Cryptographic Software in Debian's Main Archive 96
Cine writes: "James Troup and Sam Hartman recently sent a note to all debian mirror maintainers, to inform them about the current situation and future plans. Sometime after March 8th, crypto software like OpenSSH, SSL support, and many other enhancements will be integrated into the debian main archive. This is in accordance to legal advice the Debian project received."
[OT?] Debconf 2002 announced (Score:2, Informative)
Perhaps this is a bit offtopic, but Debconf 2002 was also announced [debian.org] today. Will holding it in Canada make a difference crypto-wise? Probably not, but it should be a rockin' good time for participants anyway.
It's also been conveniently scheduled to coincide nicely with the Ottawa Linux Symposium [linuxsymposium.org]. Other than that, more info will be forthcoming within the next couple of weeks.
Re:IP address based restrictions (Score:3, Informative)
I know it's not an IP list, but it would be fairly simple to impliment - just block those TLD's. I suppose it would slow your server down some, having to reverse resolve every IP that connects to it. As far as updating the list, that shouldn't be too hard - all you have to do is have your lawyer give you a call every time a country is added or removed from the list (how often does that happen?) and just add their ccTLD to the block list. Or, just did a quick Google search and you can get a list from the U.S. Department of State [pmdtc.org].
Re:IP address based restrictions (Score:3, Informative)
Re:IP address based restrictions (Score:4, Informative)
I suggest the debian maintainers should check at LEAST this site.
http://caida.org
If you want to testdrive the acuracy of the mappings, why not check if it works fine for your connection.
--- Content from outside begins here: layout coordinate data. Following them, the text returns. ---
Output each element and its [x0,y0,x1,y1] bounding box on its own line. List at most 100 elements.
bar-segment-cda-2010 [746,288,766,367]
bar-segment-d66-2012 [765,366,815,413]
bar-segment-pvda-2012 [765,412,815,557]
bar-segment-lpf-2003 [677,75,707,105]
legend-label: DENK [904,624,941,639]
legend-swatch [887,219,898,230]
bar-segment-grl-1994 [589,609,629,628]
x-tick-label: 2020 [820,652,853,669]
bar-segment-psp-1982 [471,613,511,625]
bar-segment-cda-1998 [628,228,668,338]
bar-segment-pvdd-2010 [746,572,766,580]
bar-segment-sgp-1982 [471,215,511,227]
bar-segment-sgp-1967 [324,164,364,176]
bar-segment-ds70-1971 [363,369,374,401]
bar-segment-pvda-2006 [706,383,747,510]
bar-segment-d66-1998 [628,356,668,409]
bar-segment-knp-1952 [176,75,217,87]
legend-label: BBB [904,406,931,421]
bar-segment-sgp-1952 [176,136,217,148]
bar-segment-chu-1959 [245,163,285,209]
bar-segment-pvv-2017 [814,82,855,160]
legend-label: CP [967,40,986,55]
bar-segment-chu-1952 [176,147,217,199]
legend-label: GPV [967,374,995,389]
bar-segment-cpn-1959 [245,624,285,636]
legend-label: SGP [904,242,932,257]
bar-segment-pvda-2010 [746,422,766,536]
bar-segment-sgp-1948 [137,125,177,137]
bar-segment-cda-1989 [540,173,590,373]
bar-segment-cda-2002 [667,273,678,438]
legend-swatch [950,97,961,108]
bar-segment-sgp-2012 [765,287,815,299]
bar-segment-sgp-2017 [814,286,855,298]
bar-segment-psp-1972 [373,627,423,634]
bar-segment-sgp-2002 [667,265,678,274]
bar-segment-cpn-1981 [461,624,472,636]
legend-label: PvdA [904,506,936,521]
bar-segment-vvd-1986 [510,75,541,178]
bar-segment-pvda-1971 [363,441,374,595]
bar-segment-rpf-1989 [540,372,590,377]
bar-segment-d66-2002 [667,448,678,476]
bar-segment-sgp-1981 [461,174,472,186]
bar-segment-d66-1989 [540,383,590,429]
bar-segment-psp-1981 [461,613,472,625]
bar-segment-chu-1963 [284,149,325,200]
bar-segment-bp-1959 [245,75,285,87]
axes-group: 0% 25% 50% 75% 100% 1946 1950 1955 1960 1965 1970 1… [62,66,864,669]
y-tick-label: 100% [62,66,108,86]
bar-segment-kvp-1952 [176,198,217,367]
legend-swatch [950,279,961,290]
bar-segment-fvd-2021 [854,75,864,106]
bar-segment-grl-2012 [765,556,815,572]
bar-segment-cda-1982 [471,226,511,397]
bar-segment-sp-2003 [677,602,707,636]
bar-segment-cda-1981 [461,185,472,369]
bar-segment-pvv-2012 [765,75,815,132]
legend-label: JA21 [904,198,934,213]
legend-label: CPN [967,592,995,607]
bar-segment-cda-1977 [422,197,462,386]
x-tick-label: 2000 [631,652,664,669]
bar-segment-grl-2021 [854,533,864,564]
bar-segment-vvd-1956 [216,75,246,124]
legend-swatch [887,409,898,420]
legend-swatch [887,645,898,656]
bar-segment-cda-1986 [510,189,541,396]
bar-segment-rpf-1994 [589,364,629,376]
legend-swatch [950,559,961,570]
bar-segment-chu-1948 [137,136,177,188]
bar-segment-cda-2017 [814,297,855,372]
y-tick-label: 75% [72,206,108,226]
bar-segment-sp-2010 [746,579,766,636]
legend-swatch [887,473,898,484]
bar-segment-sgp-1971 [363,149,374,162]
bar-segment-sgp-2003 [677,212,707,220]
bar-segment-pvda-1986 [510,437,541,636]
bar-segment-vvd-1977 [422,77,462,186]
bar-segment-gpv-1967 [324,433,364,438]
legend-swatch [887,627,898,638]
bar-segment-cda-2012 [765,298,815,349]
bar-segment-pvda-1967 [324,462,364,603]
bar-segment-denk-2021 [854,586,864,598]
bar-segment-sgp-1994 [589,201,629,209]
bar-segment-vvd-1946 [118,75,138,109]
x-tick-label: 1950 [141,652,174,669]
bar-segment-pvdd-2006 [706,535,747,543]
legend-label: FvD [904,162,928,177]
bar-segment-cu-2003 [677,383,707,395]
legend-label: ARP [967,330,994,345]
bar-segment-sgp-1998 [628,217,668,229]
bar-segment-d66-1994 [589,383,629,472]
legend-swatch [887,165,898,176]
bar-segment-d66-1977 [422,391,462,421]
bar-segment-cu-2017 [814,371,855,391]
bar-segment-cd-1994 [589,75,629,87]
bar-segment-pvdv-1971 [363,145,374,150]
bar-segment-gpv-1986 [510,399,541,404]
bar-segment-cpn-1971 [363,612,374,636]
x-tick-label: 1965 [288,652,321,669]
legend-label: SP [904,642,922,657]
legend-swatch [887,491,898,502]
Just inset your IP number and go!:
http://netgeo.caida.org/perl/netgeo.cgi?target=
This is just a bad idea. (Score:4, Informative)
US crypto regulations are not only a nuisance, they're also volatile. "Things are getting better", we hear. Bullshit. Things are changing unpredictably. Few people (and certainly no software developers) have any idea what US policy will be next year.
The only sensible policy is to keep the crypto archive in a country that has never had export regulations for crypto software (there are many).
Re:no real effect (Score:4, Informative)
Unless I am missing something, this won't have any real effect on end users.
It will have benefits for end users, though probably not highly visible ones.
Cryptographic software packaged for Debian is available (and has been for a long time already) through non-us.debian.org [debian.org], but crypto-in-main will make further integration of crypto possible. A number of packages in main will get enhanced functionality once crypto is in main. E.g. CVS can start supporting Kerberos for authentication.
The functionality enhancements made possible by crypto-in-main are not limited to the direct benefits of crypto, as I can illustrate with the Gnumeric [debian.org] package. The Gnumeric spreadsheet can be built to be able to fetch data from databases using GDA [debian.org], the GNU Data Access library. Currently the Debian package is not built with GDA support. The reason for this is that Debian's GDA packages are on non-US (because their source package requires the PostgreSQL development package; PostgreSQL is on non-US as it is built with SSL support). Once we have crypto-in-main, I can build Gnumeric packages that have GDA support (probably in a separate plugin package).